Which brings us to Inside Out, with its Cannes opening and huge appeal to a different group: adults. Unlike Minions, with its easily identifiable cute yellow characters, Inside Out is complex. It has a diverse group of lead characters modelled on emotions and is a critical beast.

Rotten Tomatoes, the film-review aggregator, has given it a rating of 98 per cent, which is extremely rare. (Minions, by contrast, managed a still respectable 74 per cent, prior to the US verdict, where it is yet to be released.)

Metacritic, meanwhile, which assigns a weighted average rating to movies, gives Inside Out 93 out of 100, indicating “Universal Acclaim”. It already looks a shoo-in for the best animated film at the Oscars, at the very least.

“Sometimes you have a film that is just so good, you don’t need to spend too much on it,” says Mr Luxford citing the sleeper hit Amy, a documentary on the life of the late singer Amy Winehouse. “There is an added value in media from the sheer publicity you get through film magazines, the national press, the internet.”

This, he adds, can help keep costs down even for giant movies. But Disney will still spend. It needs to capture the kids as well as their parents. “You’ll start seeing the ads on Nickelodeon and places like that as they crank it up to the release date,” Mr Luxford explains.

Sky, too, which has enjoyed a fruitful relationship with Pixar through its Toy Story tie-in, is keenly anticipating its contribution to the campaign to add to the $208m (£133m) that Inside Out has taken in the US (plus a further $81.5m internationally).

Whether the film will move beyond that and into franchise territory – whether that’s even possible – remains to be seen.

Minions is already there. Mr Hancock says: “It used to be that if a studio had a hit, they’d dash off a sequel for 10 to 15 per cent less of the budget and get 10 to 15 per cent less of the audience. That’s not the case any more. Now films are often conceived as trilogies or even four or five-run events. If you see the first one, you’re buying into a stream.

“Studios since the financial crash of 2007-08 have had to cut back. They are making fewer, bigger films – the top 50, that’s their job,” Mr Hancock adds. “They have cut back a lot on mid-budget, which is taken by independents. If you can get three or four of the 10 or 12 you make as a franchise, you almost have a guarantee. They form a core part of revenue projections.”

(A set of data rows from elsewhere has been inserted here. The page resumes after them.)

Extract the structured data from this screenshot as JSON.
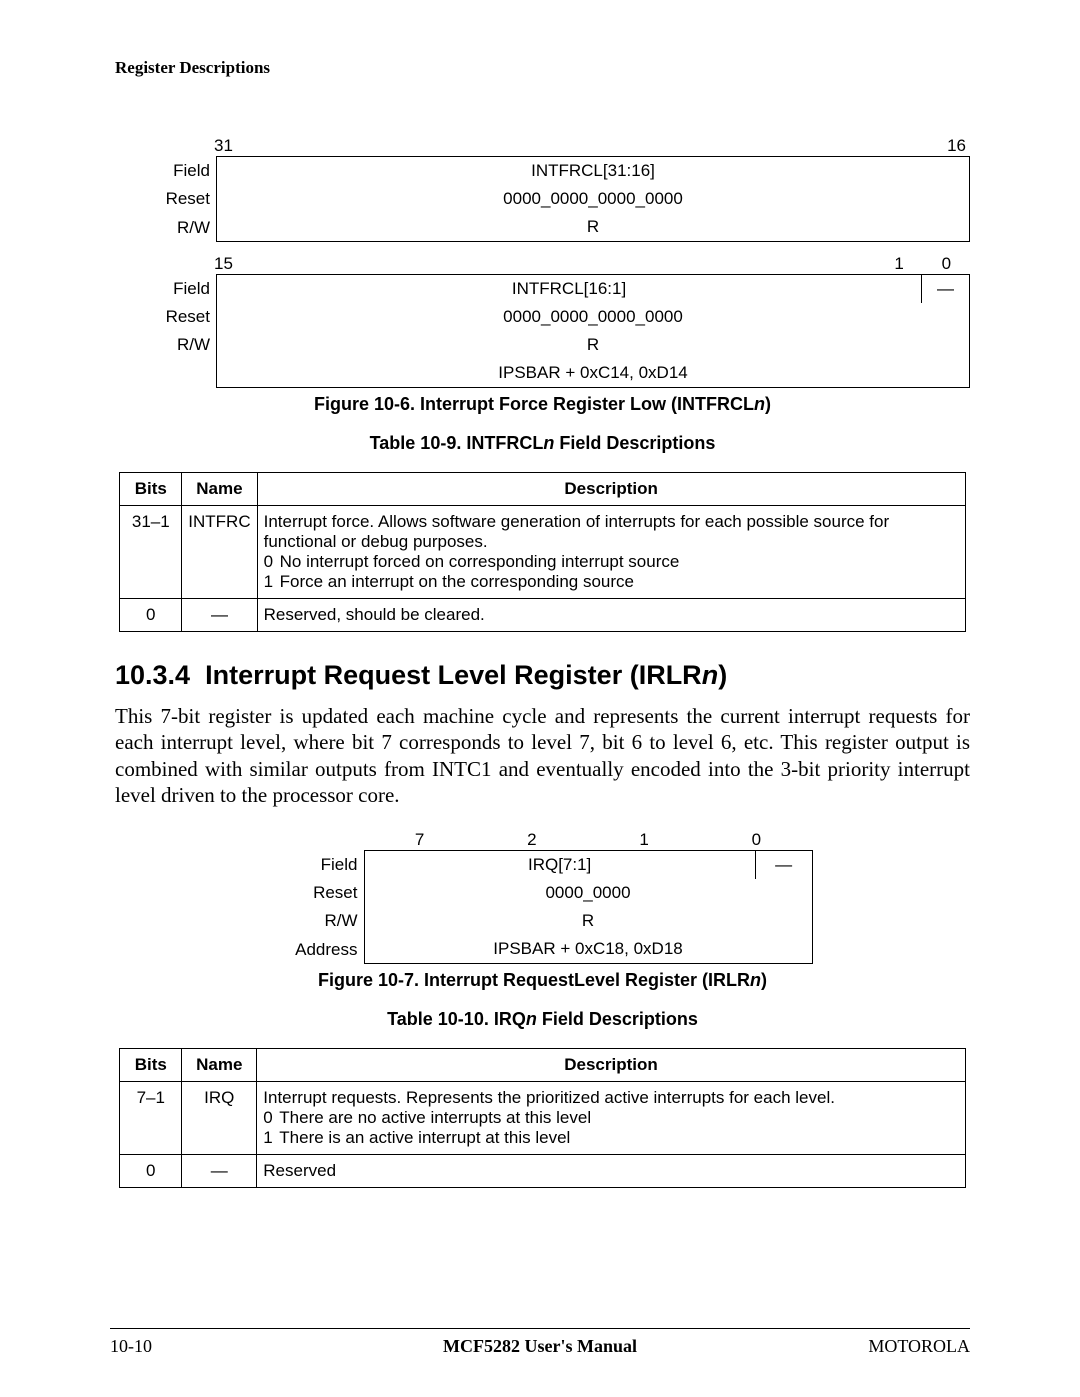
{
  "header": {
    "section_title": "Register Descriptions"
  },
  "intfrcl_fig": {
    "bit_hi_left": "31",
    "bit_hi_right": "16",
    "field_label": "Field",
    "reset_label": "Reset",
    "rw_label": "R/W",
    "field_hi": "INTFRCL[31:16]",
    "reset_hi": "0000_0000_0000_0000",
    "rw_hi": "R",
    "bit_lo_left": "15",
    "bit_lo_1": "1",
    "bit_lo_0": "0",
    "field_lo": "INTFRCL[16:1]",
    "field_lo_dash": "—",
    "reset_lo": "0000_0000_0000_0000",
    "rw_lo": "R",
    "addr": "IPSBAR + 0xC14, 0xD14",
    "caption_prefix": "Figure 10-6. Interrupt Force Register Low (INTFRCL",
    "caption_suffix": ")",
    "caption_n": "n"
  },
  "intfrcl_table": {
    "caption_prefix": "Table 10-9. INTFRCL",
    "caption_n": "n",
    "caption_suffix": " Field Descriptions",
    "h_bits": "Bits",
    "h_name": "Name",
    "h_desc": "Description",
    "rows": [
      {
        "bits": "31–1",
        "name": "INTFRC",
        "desc_main": "Interrupt force. Allows software generation of interrupts for each possible source for functional or debug purposes.",
        "opt0_n": "0",
        "opt0_t": "No interrupt forced on corresponding interrupt source",
        "opt1_n": "1",
        "opt1_t": "Force an interrupt on the corresponding source"
      },
      {
        "bits": "0",
        "name": "—",
        "desc_main": "Reserved, should be cleared."
      }
    ]
  },
  "irlr_section": {
    "num": "10.3.4",
    "title_prefix": "Interrupt Request Level Register (IRLR",
    "title_n": "n",
    "title_suffix": ")",
    "body": "This 7-bit register is updated each machine cycle and represents the current interrupt requests for each interrupt level, where bit 7 corresponds to level 7, bit 6 to level 6, etc. This register output is combined with similar outputs from INTC1 and eventually encoded into the 3-bit priority interrupt level driven to the processor core."
  },
  "irlr_fig": {
    "bit7": "7",
    "bit2": "2",
    "bit1": "1",
    "bit0": "0",
    "field_label": "Field",
    "reset_label": "Reset",
    "rw_label": "R/W",
    "addr_label": "Address",
    "field_big": "IRQ[7:1]",
    "field_sm": "—",
    "reset": "0000_0000",
    "rw": "R",
    "addr": "IPSBAR + 0xC18, 0xD18",
    "caption_prefix": "Figure 10-7. Interrupt RequestLevel Register (IRLR",
    "caption_n": "n",
    "caption_suffix": ")"
  },
  "irq_table": {
    "caption_prefix": "Table 10-10. IRQ",
    "caption_n": "n",
    "caption_suffix": " Field Descriptions",
    "h_bits": "Bits",
    "h_name": "Name",
    "h_desc": "Description",
    "rows": [
      {
        "bits": "7–1",
        "name": "IRQ",
        "desc_main": "Interrupt requests. Represents the prioritized active interrupts for each level.",
        "opt0_n": "0",
        "opt0_t": "There are no active interrupts at this level",
        "opt1_n": "1",
        "opt1_t": "There is an active interrupt at this level"
      },
      {
        "bits": "0",
        "name": "—",
        "desc_main": "Reserved"
      }
    ]
  },
  "footer": {
    "left": "10-10",
    "center": "MCF5282 User's Manual",
    "right": "MOTOROLA"
  }
}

Not that Disney has to worry. The mother of all franchises looms. In a way that caught even the studio by surprise, Frozen is that rare beast – a property where the tie-ins and spin-offs have become as important as the film itself.

As Mr Luxford says: “That’s very rare. Frozen is on another level, allowing all sorts of other profit centres to appear. I remember being out cycling in south London. There were little Elsas [one of the characters] everywhere. It’s all self-fulfilling and the studio won’t need to spend that much marketing the sequel because everyone knows it and loves it. It’s a permanent money-making machine, and only studios have the power to create a beast like that.”